AI infrastructure without human capability is just hardware
The United States is in the middle of a defining conversation about AI infrastructure. But, years in, we are still asking the wrong questions. The infrastructure conversation starts and stops at chips, models, and computing power—and rarely arrives at the harder questions underneath: What should this infrastructure make possible for Americans, and are we actually building toward that?
Hardware without human capability is just hardware. The true measure of a nation’s infrastructure is what it enables people to do. By that measure, the United States has a problem. We are investing enormously in AI technology and almost nothing in the human capacity to use it. Improving what exists and building what’s needed are not competing priorities. They are both urgent.
Countries like China understand that advancing AI capabilities requires weaving its use into workforce systems, classrooms, and the fabric of daily life in ways that drive tangible outcomes. As routine work is automated, the value shifts to those who can use knowledge in context to think critically, create, and contribute. The result is a generation of citizens prepared for the AI age, not by accident, but as part of a deliberate national strategy to grow human capability at pace with technological change.
THE CAPABILITY TO USE AI WELL
The next frontier of global competitiveness will be defined by people’s capability to use AI well. Today’s kindergarten students will enter the workforce in 2037. Every year we wait to build that capability, the gap widens, and another cohort of young people moves through school struggling to develop the judgment and agency to direct their own lives.
We lead two organizations that have spent decades working inside America’s public schools—from different angles, but towards the same goal. Digital Promise brings deep educator co-design experience, learning science, edtech integration knowledge, and a track record of driving digital transformation through global and national leadership networks. TNTP brings extensive systems expertise and implementation depth, earned working side-by-side with educators and leaders inside schools, districts, and states. TNTP ensures that rigorous content, relevant learning, and edtech’s role in coherent instruction actually sticks in practice, instead of just in theory.
Together, we have made a concrete commitment: to reach 15 million students by 2028 with learning experiences that use AI to build the learning and judgment young people need.
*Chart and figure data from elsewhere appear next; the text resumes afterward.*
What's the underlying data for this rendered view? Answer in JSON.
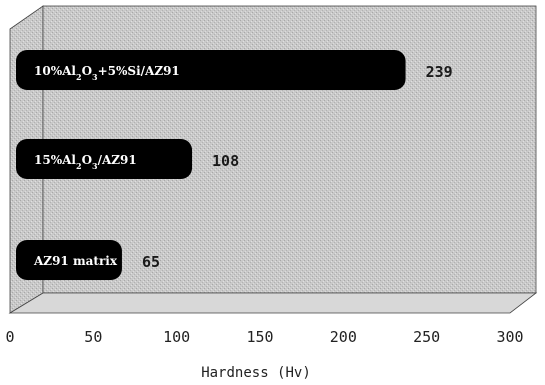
{
  "chart_data": {
    "type": "bar",
    "orientation": "horizontal",
    "categories": [
      "10%Al2O3+5%Si/AZ91",
      "15%Al2O3/AZ91",
      "AZ91 matrix"
    ],
    "values": [
      239,
      108,
      65
    ],
    "value_labels": [
      "239",
      "108",
      "65"
    ],
    "title": "",
    "xlabel": "Hardness (Hv)",
    "ylabel": "",
    "xlim": [
      0,
      300
    ],
    "xticks": [
      "0",
      "50",
      "100",
      "150",
      "200",
      "250",
      "300"
    ],
    "grid": false,
    "legend": "none",
    "colors": {
      "bar": "#000000",
      "plot_background": "#c8c8c8",
      "floor": "#d6d6d6"
    }
  }
}
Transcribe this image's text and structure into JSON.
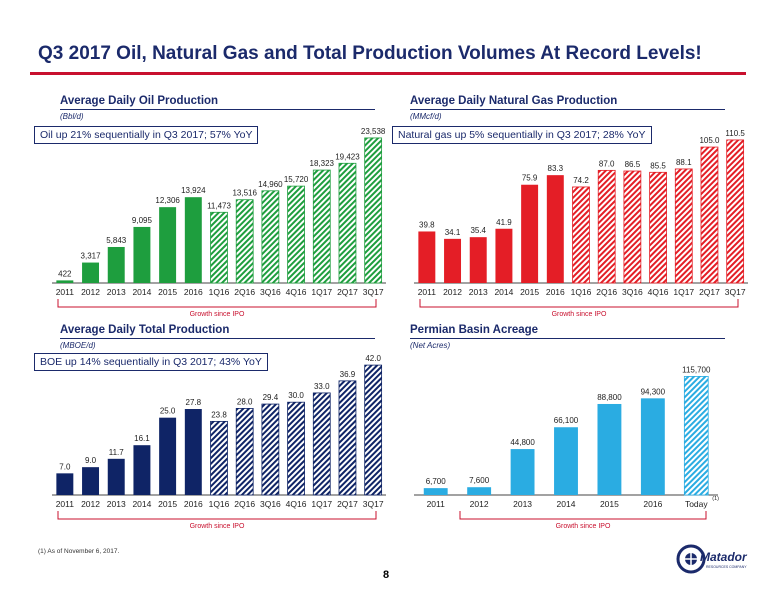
{
  "title": "Q3 2017 Oil, Natural Gas and Total Production Volumes At Record Levels!",
  "footnote": "(1)   As of November 6, 2017.",
  "page_number": "8",
  "colors": {
    "navy": "#1b2a6b",
    "red": "#c8102e",
    "oil": "#1e9e3e",
    "gas": "#e41e26",
    "boe": "#0f2466",
    "acre": "#2aace2"
  },
  "logo": {
    "name": "Matador",
    "tagline": "RESOURCES COMPANY"
  },
  "chart_data": [
    {
      "type": "bar",
      "title": "Average Daily Oil Production",
      "subtitle": "(Bbl/d)",
      "callout": "Oil up 21% sequentially in Q3 2017; 57% YoY",
      "growth_label": "Growth since IPO",
      "categories": [
        "2011",
        "2012",
        "2013",
        "2014",
        "2015",
        "2016",
        "1Q16",
        "2Q16",
        "3Q16",
        "4Q16",
        "1Q17",
        "2Q17",
        "3Q17"
      ],
      "values": [
        422,
        3317,
        5843,
        9095,
        12306,
        13924,
        11473,
        13516,
        14960,
        15720,
        18323,
        19423,
        23538
      ],
      "labels": [
        "422",
        "3,317",
        "5,843",
        "9,095",
        "12,306",
        "13,924",
        "11,473",
        "13,516",
        "14,960",
        "15,720",
        "18,323",
        "19,423",
        "23,538"
      ],
      "ylim": [
        0,
        24500
      ],
      "grid": false
    },
    {
      "type": "bar",
      "title": "Average Daily Natural Gas Production",
      "subtitle": "(MMcf/d)",
      "callout": "Natural gas up 5% sequentially in Q3 2017; 28% YoY",
      "growth_label": "Growth since IPO",
      "categories": [
        "2011",
        "2012",
        "2013",
        "2014",
        "2015",
        "2016",
        "1Q16",
        "2Q16",
        "3Q16",
        "4Q16",
        "1Q17",
        "2Q17",
        "3Q17"
      ],
      "values": [
        39.8,
        34.1,
        35.4,
        41.9,
        75.9,
        83.3,
        74.2,
        87.0,
        86.5,
        85.5,
        88.1,
        105.0,
        110.5
      ],
      "labels": [
        "39.8",
        "34.1",
        "35.4",
        "41.9",
        "75.9",
        "83.3",
        "74.2",
        "87.0",
        "86.5",
        "85.5",
        "88.1",
        "105.0",
        "110.5"
      ],
      "ylim": [
        0,
        112
      ],
      "grid": false
    },
    {
      "type": "bar",
      "title": "Average Daily Total Production",
      "subtitle": "(MBOE/d)",
      "callout": "BOE up 14% sequentially in Q3 2017; 43% YoY",
      "growth_label": "Growth since IPO",
      "categories": [
        "2011",
        "2012",
        "2013",
        "2014",
        "2015",
        "2016",
        "1Q16",
        "2Q16",
        "3Q16",
        "4Q16",
        "1Q17",
        "2Q17",
        "3Q17"
      ],
      "values": [
        7.0,
        9.0,
        11.7,
        16.1,
        25.0,
        27.8,
        23.8,
        28.0,
        29.4,
        30.0,
        33.0,
        36.9,
        42.0
      ],
      "labels": [
        "7.0",
        "9.0",
        "11.7",
        "16.1",
        "25.0",
        "27.8",
        "23.8",
        "28.0",
        "29.4",
        "30.0",
        "33.0",
        "36.9",
        "42.0"
      ],
      "ylim": [
        0,
        43
      ],
      "grid": false
    },
    {
      "type": "bar",
      "title": "Permian Basin Acreage",
      "subtitle": "(Net Acres)",
      "growth_label": "Growth since IPO",
      "categories": [
        "2011",
        "2012",
        "2013",
        "2014",
        "2015",
        "2016",
        "Today"
      ],
      "category_note": "(1)",
      "values": [
        6700,
        7600,
        44800,
        66100,
        88800,
        94300,
        115700
      ],
      "labels": [
        "6,700",
        "7,600",
        "44,800",
        "66,100",
        "88,800",
        "94,300",
        "115,700"
      ],
      "ylim": [
        0,
        120000
      ],
      "grid": false
    }
  ]
}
While a national strategy is still necessary, hitting this target would prove that scale is possible. The opportunity is to act on what we know, and to abandon scattered experimentation in favor of intentional, and coherent evidence-informed implementation.
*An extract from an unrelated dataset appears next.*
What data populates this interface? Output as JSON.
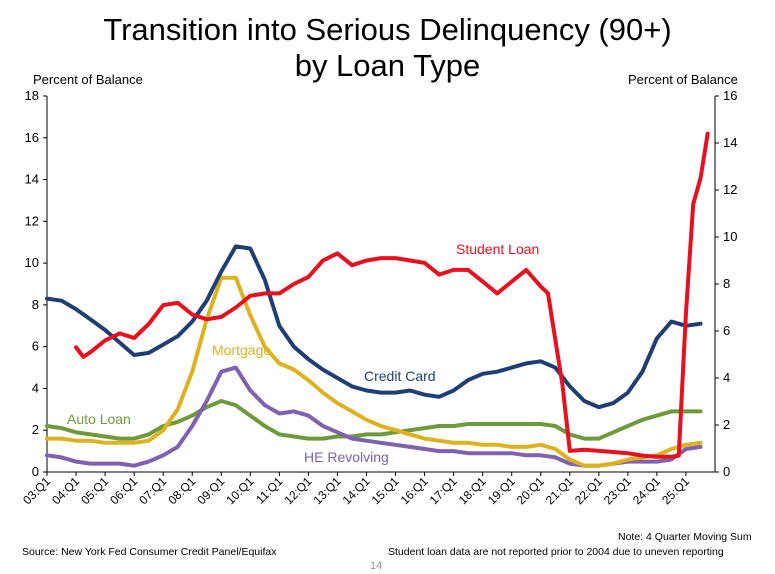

Catching up will require intention plus speed. AI must earn its place in classrooms by enhancing educators’ abilities to teach and students’ abilities to engage deeply. It will not earn its place by replacing human judgment, creativity, or relationships. When used well, AI can serve as a force multiplier, supporting differentiated instruction, accelerating foundational skills in math and literacy, and helping connect classroom learning to real-world applications and future pathways.
THE GAP BETWEEN CLASSROOMS AND THE WORKFORCE
Oregon offers the clearest proof of what this looks like in practice. Rather than banning AI or rushing adoption, the state built a coherent pipeline from K-12 through workforce—issuing early guidance on AI literacy, partnering with local universities and companies to train students on real industry applications, and connecting local districts, higher education, and employers around shared goals. Oregon serves as a compelling case study in how intentional, cross-sector coordination can bridge the gap between classroom instruction and the evolving demands of the modern workforce.
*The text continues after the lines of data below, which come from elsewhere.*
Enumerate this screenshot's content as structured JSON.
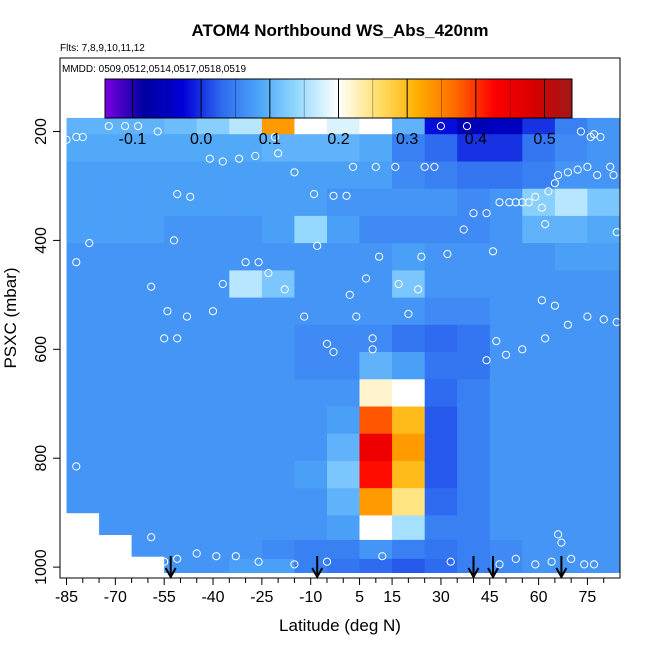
{
  "chart_data": {
    "type": "heatmap",
    "title": "ATOM4 Northbound WS_Abs_420nm",
    "flights_note": "Flts: 7,8,9,10,11,12",
    "dates_note": "MMDD: 0509,0512,0514,0517,0518,0519",
    "xlabel": "Latitude (deg N)",
    "ylabel": "PSXC (mbar)",
    "x_ticks": [
      -85,
      -70,
      -55,
      -40,
      -25,
      -10,
      5,
      15,
      30,
      45,
      60,
      75
    ],
    "x_tick_labels": [
      "-85",
      "-70",
      "-55",
      "-40",
      "-25",
      "-10",
      "5",
      "15",
      "30",
      "45",
      "60",
      "75"
    ],
    "y_ticks": [
      200,
      400,
      600,
      800,
      1000
    ],
    "y_tick_labels": [
      "200",
      "400",
      "600",
      "800",
      "1000"
    ],
    "xlim": [
      -87,
      85
    ],
    "ylim": [
      1020,
      65
    ],
    "y_reversed": true,
    "colorbar": {
      "range": [
        -0.14,
        0.54
      ],
      "ticks": [
        -0.1,
        0.0,
        0.1,
        0.2,
        0.3,
        0.4,
        0.5
      ],
      "tick_labels": [
        "-0.1",
        "0.0",
        "0.1",
        "0.2",
        "0.3",
        "0.4",
        "0.5"
      ],
      "colors": [
        "#7a00e0",
        "#0000a0",
        "#0000d8",
        "#2e6bf0",
        "#4ea6f8",
        "#9adcff",
        "#ffffff",
        "#ffe070",
        "#ffb000",
        "#ff6a00",
        "#ff0000",
        "#d80000",
        "#a01818"
      ]
    },
    "arrow_latitudes": [
      -53,
      -8,
      40,
      46,
      67
    ],
    "columns": [
      {
        "lat": -80,
        "bottom": 900,
        "values": [
          0.1,
          0.09,
          0.08,
          0.08,
          0.08,
          0.07,
          0.07,
          0.07,
          0.07,
          0.07,
          0.07,
          0.07,
          0.07,
          0.07,
          0.07,
          0.07,
          0.07,
          0.07
        ]
      },
      {
        "lat": -70,
        "bottom": 940,
        "values": [
          0.1,
          0.09,
          0.08,
          0.08,
          0.08,
          0.07,
          0.07,
          0.07,
          0.07,
          0.07,
          0.07,
          0.07,
          0.07,
          0.07,
          0.07,
          0.07,
          0.07,
          0.07
        ]
      },
      {
        "lat": -60,
        "bottom": 980,
        "values": [
          0.1,
          0.09,
          0.08,
          0.08,
          0.08,
          0.07,
          0.07,
          0.07,
          0.07,
          0.07,
          0.07,
          0.07,
          0.07,
          0.07,
          0.07,
          0.07,
          0.07,
          0.07
        ]
      },
      {
        "lat": -50,
        "bottom": 1010,
        "values": [
          0.11,
          0.09,
          0.08,
          0.08,
          0.07,
          0.07,
          0.07,
          0.07,
          0.07,
          0.07,
          0.07,
          0.07,
          0.07,
          0.07,
          0.07,
          0.07,
          0.07,
          0.07
        ]
      },
      {
        "lat": -40,
        "bottom": 1010,
        "values": [
          0.13,
          0.09,
          0.08,
          0.08,
          0.07,
          0.07,
          0.07,
          0.07,
          0.07,
          0.07,
          0.07,
          0.07,
          0.07,
          0.07,
          0.07,
          0.07,
          0.07,
          0.07
        ]
      },
      {
        "lat": -30,
        "bottom": 1010,
        "values": [
          0.16,
          0.09,
          0.08,
          0.08,
          0.07,
          0.07,
          0.16,
          0.07,
          0.07,
          0.07,
          0.07,
          0.07,
          0.07,
          0.07,
          0.07,
          0.07,
          0.07,
          0.08
        ]
      },
      {
        "lat": -20,
        "bottom": 1010,
        "values": [
          0.33,
          0.1,
          0.08,
          0.08,
          0.08,
          0.07,
          0.12,
          0.07,
          0.07,
          0.07,
          0.07,
          0.07,
          0.07,
          0.07,
          0.07,
          0.07,
          0.06,
          0.08
        ]
      },
      {
        "lat": -10,
        "bottom": 1010,
        "values": [
          0.2,
          0.1,
          0.08,
          0.08,
          0.14,
          0.07,
          0.07,
          0.07,
          0.06,
          0.06,
          0.07,
          0.07,
          0.07,
          0.08,
          0.07,
          0.07,
          0.05,
          0.05
        ]
      },
      {
        "lat": 0,
        "bottom": 1010,
        "values": [
          0.18,
          0.1,
          0.08,
          0.07,
          0.08,
          0.07,
          0.07,
          0.07,
          0.06,
          0.06,
          0.07,
          0.08,
          0.1,
          0.12,
          0.1,
          0.08,
          0.05,
          0.04
        ]
      },
      {
        "lat": 10,
        "bottom": 1010,
        "values": [
          0.2,
          0.09,
          0.08,
          0.07,
          0.06,
          0.07,
          0.07,
          0.07,
          0.06,
          0.1,
          0.22,
          0.38,
          0.45,
          0.42,
          0.33,
          0.2,
          0.07,
          0.03
        ]
      },
      {
        "lat": 20,
        "bottom": 1010,
        "values": [
          0.1,
          0.05,
          0.06,
          0.07,
          0.06,
          0.08,
          0.12,
          0.07,
          0.04,
          0.08,
          0.2,
          0.3,
          0.33,
          0.3,
          0.25,
          0.15,
          0.05,
          0.02
        ]
      },
      {
        "lat": 30,
        "bottom": 1010,
        "values": [
          -0.02,
          0.03,
          0.05,
          0.07,
          0.06,
          0.07,
          0.07,
          0.06,
          0.03,
          0.04,
          0.03,
          0.02,
          0.02,
          0.02,
          0.03,
          0.05,
          0.04,
          0.03
        ]
      },
      {
        "lat": 40,
        "bottom": 1010,
        "values": [
          -0.06,
          0.0,
          0.04,
          0.06,
          0.06,
          0.07,
          0.07,
          0.06,
          0.04,
          0.04,
          0.05,
          0.05,
          0.05,
          0.05,
          0.05,
          0.05,
          0.05,
          0.05
        ]
      },
      {
        "lat": 50,
        "bottom": 1010,
        "values": [
          -0.05,
          0.0,
          0.04,
          0.07,
          0.07,
          0.07,
          0.07,
          0.07,
          0.07,
          0.07,
          0.07,
          0.07,
          0.07,
          0.07,
          0.07,
          0.07,
          0.06,
          0.06
        ]
      },
      {
        "lat": 60,
        "bottom": 1010,
        "values": [
          0.0,
          0.04,
          0.05,
          0.13,
          0.1,
          0.07,
          0.07,
          0.07,
          0.07,
          0.07,
          0.07,
          0.07,
          0.07,
          0.07,
          0.07,
          0.07,
          0.07,
          0.07
        ]
      },
      {
        "lat": 70,
        "bottom": 1010,
        "values": [
          0.05,
          0.06,
          0.07,
          0.16,
          0.1,
          0.08,
          0.07,
          0.07,
          0.07,
          0.07,
          0.07,
          0.07,
          0.07,
          0.07,
          0.07,
          0.07,
          0.07,
          0.07
        ]
      },
      {
        "lat": 80,
        "bottom": 1010,
        "values": [
          0.07,
          0.07,
          0.07,
          0.12,
          0.09,
          0.08,
          0.07,
          0.07,
          0.07,
          0.07,
          0.07,
          0.07,
          0.07,
          0.07,
          0.07,
          0.07,
          0.07,
          0.07
        ]
      }
    ],
    "levels": [
      180,
      230,
      280,
      330,
      380,
      430,
      480,
      530,
      580,
      630,
      680,
      730,
      780,
      830,
      880,
      930,
      970,
      1000
    ],
    "points": [
      {
        "lat": -72,
        "p": 190
      },
      {
        "lat": -67,
        "p": 190
      },
      {
        "lat": -63,
        "p": 190
      },
      {
        "lat": -57,
        "p": 200
      },
      {
        "lat": -80,
        "p": 210
      },
      {
        "lat": -82,
        "p": 210
      },
      {
        "lat": -85,
        "p": 215
      },
      {
        "lat": -41,
        "p": 250
      },
      {
        "lat": -37,
        "p": 255
      },
      {
        "lat": -32,
        "p": 250
      },
      {
        "lat": -27,
        "p": 245
      },
      {
        "lat": -20,
        "p": 240
      },
      {
        "lat": -15,
        "p": 275
      },
      {
        "lat": -51,
        "p": 315
      },
      {
        "lat": -47,
        "p": 320
      },
      {
        "lat": -9,
        "p": 315
      },
      {
        "lat": -3,
        "p": 318
      },
      {
        "lat": 1,
        "p": 318
      },
      {
        "lat": 3,
        "p": 265
      },
      {
        "lat": 10,
        "p": 265
      },
      {
        "lat": 16,
        "p": 265
      },
      {
        "lat": 25,
        "p": 265
      },
      {
        "lat": 28,
        "p": 265
      },
      {
        "lat": -21,
        "p": 210
      },
      {
        "lat": -87,
        "p": 370
      },
      {
        "lat": -78,
        "p": 405
      },
      {
        "lat": -52,
        "p": 400
      },
      {
        "lat": -82,
        "p": 440
      },
      {
        "lat": -30,
        "p": 440
      },
      {
        "lat": -26,
        "p": 440
      },
      {
        "lat": -8,
        "p": 410
      },
      {
        "lat": 11,
        "p": 430
      },
      {
        "lat": 24,
        "p": 430
      },
      {
        "lat": 32,
        "p": 425
      },
      {
        "lat": 37,
        "p": 380
      },
      {
        "lat": -59,
        "p": 485
      },
      {
        "lat": -37,
        "p": 480
      },
      {
        "lat": -23,
        "p": 460
      },
      {
        "lat": -18,
        "p": 490
      },
      {
        "lat": 7,
        "p": 470
      },
      {
        "lat": 17,
        "p": 480
      },
      {
        "lat": 23,
        "p": 490
      },
      {
        "lat": 2,
        "p": 500
      },
      {
        "lat": -54,
        "p": 530
      },
      {
        "lat": -48,
        "p": 540
      },
      {
        "lat": -40,
        "p": 530
      },
      {
        "lat": -12,
        "p": 540
      },
      {
        "lat": 4,
        "p": 540
      },
      {
        "lat": 20,
        "p": 535
      },
      {
        "lat": -55,
        "p": 580
      },
      {
        "lat": -51,
        "p": 580
      },
      {
        "lat": -5,
        "p": 590
      },
      {
        "lat": -3,
        "p": 605
      },
      {
        "lat": 9,
        "p": 580
      },
      {
        "lat": 9,
        "p": 600
      },
      {
        "lat": 44,
        "p": 620
      },
      {
        "lat": 47,
        "p": 585
      },
      {
        "lat": 50,
        "p": 610
      },
      {
        "lat": 55,
        "p": 600
      },
      {
        "lat": 62,
        "p": 580
      },
      {
        "lat": 69,
        "p": 555
      },
      {
        "lat": 75,
        "p": 540
      },
      {
        "lat": 80,
        "p": 545
      },
      {
        "lat": 84,
        "p": 550
      },
      {
        "lat": 40,
        "p": 350
      },
      {
        "lat": 44,
        "p": 350
      },
      {
        "lat": 48,
        "p": 330
      },
      {
        "lat": 51,
        "p": 330
      },
      {
        "lat": 53,
        "p": 330
      },
      {
        "lat": 55,
        "p": 330
      },
      {
        "lat": 57,
        "p": 330
      },
      {
        "lat": 59,
        "p": 320
      },
      {
        "lat": 61,
        "p": 340
      },
      {
        "lat": 63,
        "p": 310
      },
      {
        "lat": 65,
        "p": 295
      },
      {
        "lat": 66,
        "p": 280
      },
      {
        "lat": 69,
        "p": 275
      },
      {
        "lat": 72,
        "p": 270
      },
      {
        "lat": 75,
        "p": 265
      },
      {
        "lat": 78,
        "p": 280
      },
      {
        "lat": 82,
        "p": 265
      },
      {
        "lat": 83,
        "p": 280
      },
      {
        "lat": 84,
        "p": 385
      },
      {
        "lat": 62,
        "p": 370
      },
      {
        "lat": 61,
        "p": 510
      },
      {
        "lat": 65,
        "p": 520
      },
      {
        "lat": 73,
        "p": 200
      },
      {
        "lat": 76,
        "p": 210
      },
      {
        "lat": 77,
        "p": 205
      },
      {
        "lat": 79,
        "p": 210
      },
      {
        "lat": 46,
        "p": 420
      },
      {
        "lat": 30,
        "p": 190
      },
      {
        "lat": 38,
        "p": 190
      },
      {
        "lat": -55,
        "p": 990
      },
      {
        "lat": -51,
        "p": 985
      },
      {
        "lat": -45,
        "p": 975
      },
      {
        "lat": -39,
        "p": 980
      },
      {
        "lat": -33,
        "p": 980
      },
      {
        "lat": -26,
        "p": 990
      },
      {
        "lat": -15,
        "p": 995
      },
      {
        "lat": -5,
        "p": 990
      },
      {
        "lat": 12,
        "p": 980
      },
      {
        "lat": 33,
        "p": 990
      },
      {
        "lat": 48,
        "p": 995
      },
      {
        "lat": 53,
        "p": 985
      },
      {
        "lat": 59,
        "p": 995
      },
      {
        "lat": 64,
        "p": 990
      },
      {
        "lat": 70,
        "p": 985
      },
      {
        "lat": 74,
        "p": 995
      },
      {
        "lat": 77,
        "p": 995
      },
      {
        "lat": 66,
        "p": 940
      },
      {
        "lat": 67,
        "p": 955
      },
      {
        "lat": -59,
        "p": 945
      },
      {
        "lat": -82,
        "p": 815
      }
    ]
  }
}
The principles are clear. Viable models are not. That gap is exactly what this work is designed to close. Over the next three years, our partnership will focus first on proving what works. We will co-design tools with educators rather than for them, run pilots that generate real learning signals, and produce implementation guidance that makes it easier for other districts and systems to follow.
Rather than developing a proprietary playbook, we are building a public infrastructure—procurement guidance, benchmark frameworks, and field-facing research that lowers the barrier to adoption everywhere. What follows must be about scaling those insights rapidly and responsibly.
This moment requires field-building. Educators need models, guidance, and shared knowledge that help them make informed, human-centered decisions about how AI fits into their practice. This means investing in professional learning. It also means aligning systems and preserving the relational core of teaching while expanding what’s possible.
Success will not be measured simply by more students using AI. It will be measured by educators making better decisions about where AI belongs and where it doesn’t. Students should arrive at the next stage of their lives with stronger judgment, deeper skills, and a clearer sense of what they can do with both.
If we get this right, AI will be a catalyst for expanding economic mobility and redefining what is possible for millions of learners.
This challenge will not magically fix itself. We can’t leave America’s future up to chance. The question for policymakers, districts, and fellow organizations is simple: Are you with us?
Jean-Claude Brizard is president and CEO of Digital Promise. Tequilla Brownie, EdD is CEO of TNTP.